C’est tout aussi important de commencer par un problème commercial que de définir le succès dès le départ, car les deux vont de pair. En suivant l’exemple du livre sur le concessionnaire automobile qui utilise l’IA pour étiqueter des images, ils n’ont pas déterminé à quoi ressemblait le succès, car ils n’avaient pas défini de problème commercial à résoudre. Le succès pour eux aurait pu être une multitude de choses différentes, ce qui rend difficile la résolution d’un problème, même pour des équipes de personnes, et encore plus pour un modèle d’apprentissage automatique avec une portée fixe. S’ils avaient défini le succès comme l’étiquetage précis de 80 % de tous les véhicules avec des bosses dans l’inventaire de voitures d’occasion, alors, lorsqu’ils auraient étiqueté avec précision 85 %, l’équipe aurait considéré cela comme un succès. Mais si ce succès n’est pas lié au problème commercial et à l’impact commercial direct, il est difficile d’évaluer le projet en dehors de la définition centrée sur la précision d’étiquetage dans cet exemple. Ici, le problème commercial était plus complexe et l’étiquetage des bosses n’en est qu’un aspect. Dans leur cas, ils auraient pu mieux définir le succès comme la sauvegarde de temps et d’argent sur le processus de réclamation ou l’optimisation du processus de réparation de X % et puis traduire l’impact de l’étiquetage en résultats commerciaux réels.
Combien est-il important de s’assurer que les exemples de données de formation couvrent tous les cas d’utilisation qui se produiront lors du déploiement en production ?
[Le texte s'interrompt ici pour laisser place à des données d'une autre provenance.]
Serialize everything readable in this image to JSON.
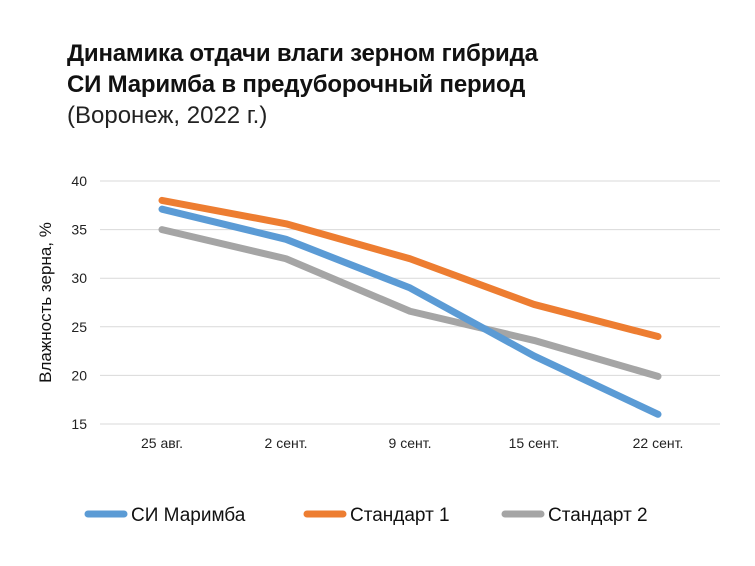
{
  "chart_data": {
    "type": "line",
    "title_line1": "Динамика отдачи влаги зерном гибрида",
    "title_line2": "СИ Маримба в предуборочный период",
    "subtitle": "(Воронеж, 2022 г.)",
    "xlabel": "",
    "ylabel": "Влажность зерна, %",
    "categories": [
      "25 авг.",
      "2 сент.",
      "9 сент.",
      "15 сент.",
      "22 сент."
    ],
    "ylim": [
      15,
      40
    ],
    "yticks": [
      15,
      20,
      25,
      30,
      35,
      40
    ],
    "grid": true,
    "legend_position": "bottom",
    "series": [
      {
        "name": "СИ Маримба",
        "color": "#5B9BD5",
        "values": [
          37.1,
          34,
          29,
          22,
          16
        ]
      },
      {
        "name": "Стандарт 1",
        "color": "#ED7D31",
        "values": [
          38,
          35.6,
          32,
          27.3,
          24
        ]
      },
      {
        "name": "Стандарт 2",
        "color": "#A5A5A5",
        "values": [
          35,
          32,
          26.6,
          23.6,
          19.9
        ]
      }
    ]
  }
}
Il est extrêmement important que le modèle soit formé sur tous les cas d’utilisation pour éviter les préjugés. Mais il est également important de noter que, même si il est impossible de couvrir absolument tous les cas d’utilisation en production, les équipes qui construisent l’IA doivent comprendre leurs données de production, ainsi que leurs données de formation, afin de former l’IA à ce qu’elle rencontrera en production. L’accès à des données de formation provenant de grands groupes diversifiés avec divers cas d’utilisation sera essentiel au succès du modèle. Par exemple, un modèle formé pour reconnaître les animaux de compagnie des gens dans une image téléchargée doit être formé sur tous les types d’animaux de compagnie ; chiens, chats, oiseaux, petits mammifères, lézards, etc. Si le modèle n’est formé que sur les chiens, les chats et les oiseaux, alors, lorsqu’une personne télécharge une image avec son cobaye, le modèle ne pourra pas l’identifier. Même si c’est un exemple très simple, cela montre à quel point la formation sur autant de cas d’utilisation probables que possible est essentielle au succès d’un modèle.
Il est question dans le livre de la nécessité de développer de bonnes habitudes d’hygiène des données de haut en bas, quels sont les premiers pas pour cultiver cette habitude ?
De bonnes habitudes d’hygiène des données augmenteront l’utilité des données internes et les prépareront pour les cas d’utilisation de l’IA. L’ensemble de l’entreprise doit devenir compétent dans l’organisation et le suivi de ses ensembles de données. Une façon sûre de réaliser cela est de le rendre une exigence commerciale et de suivre la mise en œuvre afin qu’il y ait très peu de rapports qui se terminent par des travaux personnalisés, et que les équipes travaillent de plus en plus avec des pipelines de données canalisés vers un référentiel central, avec une ontologie claire. Une autre bonne pratique est de conserver un enregistrement de quand et où les données ont été collectées et ce qui leur est arrivé avant d’être placées dans la base de données, ainsi que d’établir des processus pour nettoyer les données inutilisées ou obsolètes périodiquement.
Je vous remercie pour cette grande interview, pour les lecteurs qui souhaitent en savoir plus, je vous recommande de lire le livre Le monde réel de l’IA : Un guide pratique pour un apprentissage automatique responsable.